There are reasonable limits in political support
By Cazzy Lewchuk, Opinions Editor
Recently, a student at Mount Royal University in Calgary argued with another after seeing him wearing a “Make America Great Again” baseball cap. The hat is a campaign symbol for Republican nominee Donald Trump, who to many Canadians (and Americans) represents racism, oppression, and fascism. In a video of the incident, she asked the hat-wearer if he would take it off, because a university should be a “safe space,” saying: “You aren’t allowed to share hate language at a university.”
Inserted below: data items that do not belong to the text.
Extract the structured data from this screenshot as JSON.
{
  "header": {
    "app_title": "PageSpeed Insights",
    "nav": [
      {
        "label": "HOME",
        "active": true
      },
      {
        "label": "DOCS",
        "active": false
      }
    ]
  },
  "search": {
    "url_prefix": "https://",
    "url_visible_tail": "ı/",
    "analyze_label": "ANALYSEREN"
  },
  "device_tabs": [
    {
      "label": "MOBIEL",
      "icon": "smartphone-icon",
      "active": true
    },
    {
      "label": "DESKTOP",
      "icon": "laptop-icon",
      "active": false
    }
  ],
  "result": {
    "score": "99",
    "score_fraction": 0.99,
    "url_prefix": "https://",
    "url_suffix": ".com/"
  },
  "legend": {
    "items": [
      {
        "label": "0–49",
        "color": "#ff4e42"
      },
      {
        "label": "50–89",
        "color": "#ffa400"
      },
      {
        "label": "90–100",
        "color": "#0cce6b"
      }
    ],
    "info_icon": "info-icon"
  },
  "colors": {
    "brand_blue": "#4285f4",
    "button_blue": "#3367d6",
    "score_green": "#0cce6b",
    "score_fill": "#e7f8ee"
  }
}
I am a young liberal Canadian who strongly believes in social justice. I believe safe spaces are valuable, and that hate speech is an important thing to discourage and ban whenever possible. That said, incidents like this make me really embarrassed, frustrated, and angry at so many young liberal Canadians who believe in social justice, safe spaces, and discouraging hate speech.
Posting about the experience on social media, she clarified that “It was impossible to communicate to him why wearing a hat in support of a movement grown on the seeds of racism, bigotry, and exclusion of diversity (sexual and cultural) could make some people afraid.” To be clear: These things are true. Trump’s campaign does run largely on those things, and his supporters are often racist and bigoted. But aspects of the Trump campaign are not the same as exhibiting broad support.
The words “Make America Great Again” by themselves do not constitute hate speech. They do not insult anyone or feature obscenities. Publicly supporting a candidate on its own is not an action of hate speech, either. If it was, about 50 per cent of the American population would be guilty. Many aspects of the campaign are questionable and alarming, but those are separate issues. They deserve a conversation; this is not the same as getting angry over mentioning the campaign itself. If the student had confronted him for supporting Trump and rightfully shared that his policies make many people terrified, it would’ve been a different discussion. Instead, she jumped to conclusions and claimed that wearing the hat was hate speech in itself.
In some ways, exaggerations like this help to normalize hate speech. Wearing a Trump hat is not the same as wearing a hat that says “BAN MUSLIMS” or features racial slurs. When innocent hats are seen as hate speech, the actual aspects of Trump’s views that are hate speech get underplayed. It’s easy to say “All of Trump’s campaign is evil!” but this detracts from the legitimate conversation of where controversial politics end and overt racism begins.
By this logic, a student wearing a campaign shirt for Hillary Clinton could also be accused of “hate speech”— excluding those who do not support Hillary Clinton for whatever reason. It could equally apply to any other political candidate. You’re allowed to support a political candidate, and you’re allowed to disagree with aspects of their campaign during that support. You’re also allowed to have unsavoury beliefs, as long as you’re not publicly displaying actual hate speech, which the hat did not.
Call hate speech hate speech, but don’t call support of politics you don’t agree with the same thing. If you’re standing up for social justice, pick your battles, and be rational.